Jerome Harmon

Personal information
- Born: February 6, 1969 (age 57) Gary, Indiana, U.S.
- Listed height: 6 ft 4 in (1.93 m)
- Listed weight: 199 lb (90 kg)

Career information
- High school: Lew Wallace (Gary, Indiana)
- College: Louisville (1989–1990)
- NBA draft: 1991: undrafted
- Position: Shooting guard
- Number: 40

Career history
- 1992: Louisville Shooters
- 1992–1993: Rochester Renegade
- 1993–1994: Columbus Horizon
- 1994–1995: Fort Wayne Fury
- 1995: Philadelphia 76ers
- 1996: Grand Rapids Mackers
- 1997–1998: Yakima Sun Kings

Career highlights
- Second-team Parade All-American (1987); McDonald's All-American (1987);
- Stats at NBA.com
- Stats at Basketball Reference

= Jerome Harmon (basketball) =

American basketball player (born 1969)

Jerome Harmon (born February 6, 1969, in Gary, Indiana) is an American former professional basketball shooting guard who spent one season in the National Basketball Association (NBA) as a member of the Philadelphia 76ers. He attended the University of Louisville. He sat out three of his four college seasons due to academic and injury reasons. He went undrafted in the 1991 NBA draft but played for the Seattle SuperSonics in the Los Angeles Summer Pro League.

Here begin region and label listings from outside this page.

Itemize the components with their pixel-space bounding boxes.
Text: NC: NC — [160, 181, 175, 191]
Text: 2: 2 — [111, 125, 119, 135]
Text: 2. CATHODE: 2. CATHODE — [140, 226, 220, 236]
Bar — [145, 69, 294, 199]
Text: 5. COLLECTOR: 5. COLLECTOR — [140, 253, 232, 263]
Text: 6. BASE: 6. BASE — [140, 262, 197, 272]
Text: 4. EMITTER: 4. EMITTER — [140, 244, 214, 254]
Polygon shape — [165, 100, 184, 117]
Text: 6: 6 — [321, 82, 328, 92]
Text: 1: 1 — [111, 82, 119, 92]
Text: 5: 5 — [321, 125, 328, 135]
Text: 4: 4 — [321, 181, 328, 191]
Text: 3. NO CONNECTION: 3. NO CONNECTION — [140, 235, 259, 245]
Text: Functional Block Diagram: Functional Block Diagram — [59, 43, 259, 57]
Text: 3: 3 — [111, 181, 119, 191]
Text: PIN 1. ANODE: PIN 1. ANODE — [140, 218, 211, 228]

He later signed with the Washington Bullets but was waived before the start of the exhibition season. He started his professional career with the Louisville Shooters in Global Basketball Association In February 1995, he signed a 10-day contract with the Philadelphia 76ers. In his first three games, he averaged 10.7 points and 4.0 rebounds per game. He was rewarded with another 10-day contract but was released from the club at its conclusion.